My PC got infected in the very same way after someone plugged in a flash drive. I've been 4 days without any solution.

But because of information from your post, I was finally able to confirm identity of the pest (yes, it's the winece.exe worm). I have just located and deleted it, deactivated it at startup, and ended its process thru Task Manager.

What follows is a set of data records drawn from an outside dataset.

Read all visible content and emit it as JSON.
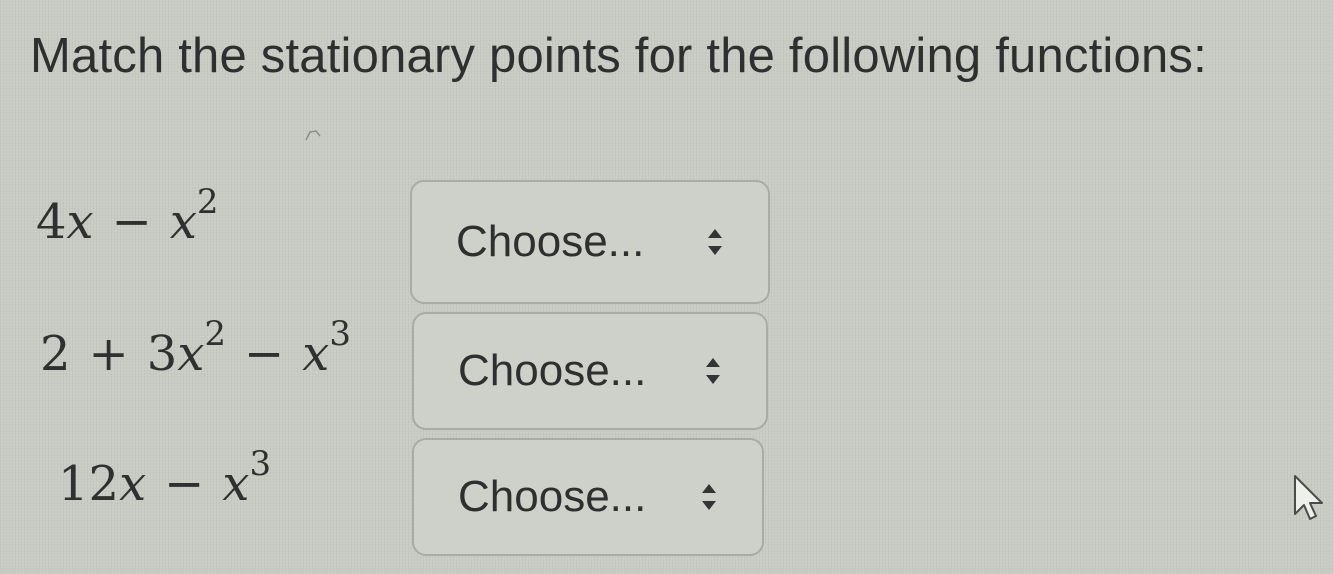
{
  "question": {
    "title": "Match the stationary points for the following functions:"
  },
  "rows": [
    {
      "expression": {
        "coef": "4",
        "var1": "x",
        "op": "−",
        "var2": "x",
        "exp2": "2"
      },
      "select": {
        "label": "Choose...",
        "icon": "up-down-chevron-icon"
      }
    },
    {
      "expression": {
        "const": "2",
        "op1": "+",
        "coef": "3",
        "var1": "x",
        "exp1": "2",
        "op2": "−",
        "var2": "x",
        "exp2": "3"
      },
      "select": {
        "label": "Choose...",
        "icon": "up-down-chevron-icon"
      }
    },
    {
      "expression": {
        "coef": "12",
        "var1": "x",
        "op": "−",
        "var2": "x",
        "exp2": "3"
      },
      "select": {
        "label": "Choose...",
        "icon": "up-down-chevron-icon"
      }
    }
  ],
  "colors": {
    "background": "#c9ccc4",
    "text": "#2d2f2e",
    "select_border": "#a9aca6"
  }
}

My desktop background has been restored, and Word files I place in the folder affected no longer hide and change into .exe files. To make sure, I deleted all the changed Word files, which I had transferred to a new "safety" folder when I first noticed the problem. I can do without these files anyway.

Thanks again, creamzero!

creamzero

  • Guest
 ;D ;D ;D ;D ;D ;D ;D ;D ;D ;D

This thread is closed! Hahahaha

THANK YOU SO MUCH AVAST FOR THE EARLY UPDATE!!!

This post should have been done last week, sorry been busy managing business... $_$

@oxygenate : walang anuman brad.. hahahaha badtrip yang virus na yan... panira ng ng server... :) If you have a new virus just send it to virus@avast.com

@Yanto.Chiang! : thank you man!

SafeSurf

  • Guest
[RESOLVED] Re: Winece.exe New found Virus in Philippines..
« Reply #11 on: August 30, 2010, 10:17:39 AM »
creamzero,

This thread is closed!
THANK YOU SO MUCH AVAST FOR THE EARLY UPDATE!!!

Now that your issue is now resolved/fixed, please go back to the first open post in this topic, click the modify button in that Post and change the title/subject, add [Resolved] to the beginning of the title so this thread can be closed. 

Feel free to come back any time you need help, to learn something new, or just to ask questions.  We are here 24/7 for your convenience.  Thank you.

creamzero

  • Guest
Re: [RESOLVE]Winece.exe New found Virus in Philippines..
« Reply #12 on: August 30, 2010, 03:18:52 PM »
yez sir! :]

irex

  • Guest
Re: [RESOLVE]Winece.exe New found Virus in Philippines..
« Reply #13 on: September 18, 2010, 04:09:36 PM »
san mu nalocate ung winece.exe? tsaka panu burahin?
patulong naman po. :'(

creamzero

  • Guest
Re: [RESOLVE]Winece.exe New found Virus in Philippines..
« Reply #14 on: September 19, 2010, 02:53:22 PM »
@Irex : pare/mare, wag ka na umiyak dyan.. naka avast ka ba? magupdate ka na po... nilagay ko na sa una kong post kung san nakalocate, pero para sayo sge uulitin ko..

c:\windows\winece.exe

para makita mo sya,

folder options,show hidden files, tapos uncheck mo ung do not show file extensions for known files tska hide protected vied para makita mo yung virus...

ang attribute kasi ng virus read only, hidden tska system file.. ok?

kung tumatakbo sya sa process, kill mo na.. para mabura mo.. hindi mo kasi sya mabubura kung tumatakbo sya sa process.. kung hindi mo alam, task manager, ctrl + alt + del or ctrl +shift + esc.. punta ka sa tab na process, tapos hanapin mo n sya.. kung wala, punta ka na sa windows folder.. wokie?